You must use ordered arguments.
sanaullah said on Oct 23, 2003 at 3:09 AM :
i am wondering you are talking about ( Super Keyword ). Where is the example that actually do some stuff. Honestly so poorly documentation of CFMX. If you extend your CFC and try to have a constructor use super.init() this does not behave properly, some time you cannot use even super.init() . try to call this CFC in cfm page, you will get errors or mehod could not found like that. Be rational now, always provide advance level examples where most of stuff start breaking up.
jrunrandy said on Oct 24, 2003 at 11:28 AM :
This page says "When you use a component that extends another component, the This scope is not available in the base (parent) component." However, this is incorrect. The This scope _is_ available in the base (parent) component.

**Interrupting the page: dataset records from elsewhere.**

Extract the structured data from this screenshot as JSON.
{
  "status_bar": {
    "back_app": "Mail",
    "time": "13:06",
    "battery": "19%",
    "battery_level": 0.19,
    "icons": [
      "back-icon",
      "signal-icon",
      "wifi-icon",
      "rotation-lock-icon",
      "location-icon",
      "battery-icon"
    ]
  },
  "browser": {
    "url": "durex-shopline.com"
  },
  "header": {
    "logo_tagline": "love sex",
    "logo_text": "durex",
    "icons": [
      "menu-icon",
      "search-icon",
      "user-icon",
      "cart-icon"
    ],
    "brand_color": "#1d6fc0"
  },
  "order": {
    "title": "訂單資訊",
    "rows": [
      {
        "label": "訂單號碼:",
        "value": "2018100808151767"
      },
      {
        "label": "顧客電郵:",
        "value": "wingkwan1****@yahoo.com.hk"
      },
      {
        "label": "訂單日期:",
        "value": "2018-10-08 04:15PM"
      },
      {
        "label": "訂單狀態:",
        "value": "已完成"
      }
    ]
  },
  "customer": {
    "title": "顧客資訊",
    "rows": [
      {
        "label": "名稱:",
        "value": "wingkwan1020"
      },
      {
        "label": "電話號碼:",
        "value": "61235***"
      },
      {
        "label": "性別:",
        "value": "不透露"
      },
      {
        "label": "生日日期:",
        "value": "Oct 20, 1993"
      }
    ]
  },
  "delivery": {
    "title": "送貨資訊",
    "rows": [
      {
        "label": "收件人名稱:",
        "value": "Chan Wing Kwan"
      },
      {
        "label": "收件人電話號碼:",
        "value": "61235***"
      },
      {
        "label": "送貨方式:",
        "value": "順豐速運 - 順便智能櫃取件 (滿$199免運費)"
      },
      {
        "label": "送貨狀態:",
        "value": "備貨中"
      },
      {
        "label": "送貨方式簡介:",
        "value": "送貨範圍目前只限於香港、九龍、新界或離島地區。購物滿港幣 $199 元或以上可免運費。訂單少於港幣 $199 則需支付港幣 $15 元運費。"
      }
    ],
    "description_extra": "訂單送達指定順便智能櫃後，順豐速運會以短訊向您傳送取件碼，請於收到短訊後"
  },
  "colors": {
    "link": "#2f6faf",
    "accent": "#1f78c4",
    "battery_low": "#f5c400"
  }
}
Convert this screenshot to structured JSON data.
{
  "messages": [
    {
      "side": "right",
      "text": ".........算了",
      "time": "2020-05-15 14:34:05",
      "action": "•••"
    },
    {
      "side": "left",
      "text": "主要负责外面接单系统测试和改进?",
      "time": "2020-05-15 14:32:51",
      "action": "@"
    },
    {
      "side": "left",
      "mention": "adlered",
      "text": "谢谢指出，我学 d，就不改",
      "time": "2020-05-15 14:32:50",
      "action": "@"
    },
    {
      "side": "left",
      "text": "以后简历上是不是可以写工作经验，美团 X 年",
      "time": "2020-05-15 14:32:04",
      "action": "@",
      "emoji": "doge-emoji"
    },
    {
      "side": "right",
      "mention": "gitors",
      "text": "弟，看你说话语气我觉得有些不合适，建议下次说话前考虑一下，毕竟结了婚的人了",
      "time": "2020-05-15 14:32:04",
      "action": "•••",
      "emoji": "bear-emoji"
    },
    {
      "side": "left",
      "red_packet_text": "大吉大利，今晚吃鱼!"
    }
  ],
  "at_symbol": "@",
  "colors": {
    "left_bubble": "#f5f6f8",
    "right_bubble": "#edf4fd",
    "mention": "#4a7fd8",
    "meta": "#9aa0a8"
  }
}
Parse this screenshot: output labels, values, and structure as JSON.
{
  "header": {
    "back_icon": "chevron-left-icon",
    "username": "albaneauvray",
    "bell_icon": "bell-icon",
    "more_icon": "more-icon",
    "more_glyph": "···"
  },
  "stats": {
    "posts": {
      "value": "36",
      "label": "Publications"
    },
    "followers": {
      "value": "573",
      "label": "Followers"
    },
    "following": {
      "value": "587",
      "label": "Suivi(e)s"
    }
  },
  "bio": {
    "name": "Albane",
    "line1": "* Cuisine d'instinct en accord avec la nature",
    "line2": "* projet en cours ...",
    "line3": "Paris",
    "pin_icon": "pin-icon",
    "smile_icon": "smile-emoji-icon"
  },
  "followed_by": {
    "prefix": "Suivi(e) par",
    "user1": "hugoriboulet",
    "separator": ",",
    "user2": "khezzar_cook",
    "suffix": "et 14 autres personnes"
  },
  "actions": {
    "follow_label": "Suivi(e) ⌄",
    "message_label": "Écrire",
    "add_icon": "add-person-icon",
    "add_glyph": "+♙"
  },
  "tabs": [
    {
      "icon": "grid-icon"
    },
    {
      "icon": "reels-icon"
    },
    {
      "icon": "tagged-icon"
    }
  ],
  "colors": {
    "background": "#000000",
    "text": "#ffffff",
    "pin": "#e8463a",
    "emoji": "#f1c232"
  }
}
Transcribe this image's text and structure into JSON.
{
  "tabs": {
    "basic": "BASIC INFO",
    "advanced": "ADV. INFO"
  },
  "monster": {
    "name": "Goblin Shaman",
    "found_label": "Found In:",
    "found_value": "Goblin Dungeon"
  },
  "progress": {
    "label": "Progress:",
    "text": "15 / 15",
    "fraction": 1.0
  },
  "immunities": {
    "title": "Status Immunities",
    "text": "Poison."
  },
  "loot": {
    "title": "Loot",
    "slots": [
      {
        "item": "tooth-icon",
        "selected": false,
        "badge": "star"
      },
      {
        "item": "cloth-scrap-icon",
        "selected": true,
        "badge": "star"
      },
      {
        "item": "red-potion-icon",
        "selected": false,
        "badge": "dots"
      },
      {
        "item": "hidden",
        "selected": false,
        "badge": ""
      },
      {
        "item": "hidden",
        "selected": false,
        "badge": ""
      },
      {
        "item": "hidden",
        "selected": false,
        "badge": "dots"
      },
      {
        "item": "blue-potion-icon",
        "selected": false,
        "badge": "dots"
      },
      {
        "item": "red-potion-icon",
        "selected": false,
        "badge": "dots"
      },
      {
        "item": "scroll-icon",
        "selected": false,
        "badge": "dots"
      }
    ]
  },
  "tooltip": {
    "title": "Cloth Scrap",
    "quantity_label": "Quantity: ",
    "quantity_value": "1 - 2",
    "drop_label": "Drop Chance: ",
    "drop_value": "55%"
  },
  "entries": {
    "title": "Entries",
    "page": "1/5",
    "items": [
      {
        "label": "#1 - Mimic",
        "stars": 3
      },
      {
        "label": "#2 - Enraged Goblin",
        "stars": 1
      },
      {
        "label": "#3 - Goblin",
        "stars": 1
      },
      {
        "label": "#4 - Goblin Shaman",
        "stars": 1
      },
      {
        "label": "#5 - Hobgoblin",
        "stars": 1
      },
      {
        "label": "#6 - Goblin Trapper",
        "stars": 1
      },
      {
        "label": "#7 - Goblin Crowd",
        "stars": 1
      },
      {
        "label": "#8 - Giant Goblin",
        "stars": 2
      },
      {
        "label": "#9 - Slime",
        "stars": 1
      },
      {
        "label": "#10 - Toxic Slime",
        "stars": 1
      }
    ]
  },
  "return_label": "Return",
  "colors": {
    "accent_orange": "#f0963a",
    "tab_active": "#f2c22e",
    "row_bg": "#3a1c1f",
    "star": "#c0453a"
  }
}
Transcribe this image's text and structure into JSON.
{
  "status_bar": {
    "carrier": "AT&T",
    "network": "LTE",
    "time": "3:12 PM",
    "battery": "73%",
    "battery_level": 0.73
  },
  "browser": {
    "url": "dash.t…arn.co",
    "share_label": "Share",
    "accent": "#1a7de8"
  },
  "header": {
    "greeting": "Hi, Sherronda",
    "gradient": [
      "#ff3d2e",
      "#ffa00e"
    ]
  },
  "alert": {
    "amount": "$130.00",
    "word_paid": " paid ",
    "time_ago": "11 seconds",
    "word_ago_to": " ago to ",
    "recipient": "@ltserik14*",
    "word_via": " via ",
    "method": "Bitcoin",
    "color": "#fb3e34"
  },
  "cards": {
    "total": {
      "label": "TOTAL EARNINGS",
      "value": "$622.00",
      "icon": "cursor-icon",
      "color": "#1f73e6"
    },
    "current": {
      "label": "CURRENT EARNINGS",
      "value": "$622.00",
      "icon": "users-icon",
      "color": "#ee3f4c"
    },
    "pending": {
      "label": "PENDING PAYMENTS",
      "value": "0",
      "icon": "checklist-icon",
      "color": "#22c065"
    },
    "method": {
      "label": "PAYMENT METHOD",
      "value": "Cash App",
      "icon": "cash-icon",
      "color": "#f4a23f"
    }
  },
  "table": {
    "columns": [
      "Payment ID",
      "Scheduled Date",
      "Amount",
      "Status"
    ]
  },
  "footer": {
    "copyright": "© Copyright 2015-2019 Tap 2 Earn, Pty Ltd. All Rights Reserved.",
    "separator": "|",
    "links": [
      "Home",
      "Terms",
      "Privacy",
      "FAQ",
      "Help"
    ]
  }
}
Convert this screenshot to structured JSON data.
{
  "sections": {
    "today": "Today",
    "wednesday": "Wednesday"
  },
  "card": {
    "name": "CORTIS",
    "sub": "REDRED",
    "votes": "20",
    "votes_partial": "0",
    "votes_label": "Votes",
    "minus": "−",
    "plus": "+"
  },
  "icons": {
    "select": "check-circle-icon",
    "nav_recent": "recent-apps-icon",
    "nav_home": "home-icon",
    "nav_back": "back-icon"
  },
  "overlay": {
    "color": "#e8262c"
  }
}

eblackey said on Oct 7, 2004 at 10:18 AM :
I have found what looks to be a workaround for the super bug. If you add <cfset this.super = super> to the top of your cfcomponent you can use cfinvoke to call the super methods and pass argumentcollection.

<cfcomponent>
<cfset this.super = super>
<cffunction name="add">
<cfinvoke method="this.super.add" argumentcollection="#argumentcollection#" returnvariable="intid"/>
<cfreturn intid>
</cffunction>
</cfcomponent>
eblackey said on Oct 7, 2004 at 11:13 AM :
Actually that should have been #arguments# instead of #argumentcollection#
lanfeustdetroy said on Jan 17, 2005 at 9:11 AM :
to avoid any problem with the availability of this in the base component
add this in the component.cfc ( restart coldfusion is needed)
<cfcomponent>
</cfcomponent>
and create an empty.cfc with the same code.
extend any cfc with the empty.cfc and that's it no more problem

so if you have CFCA<-CFCB-<CFCC-<CFCD with init method that return
this that will work. try <cfdump var="#this#" /><cfabort /> to be sure.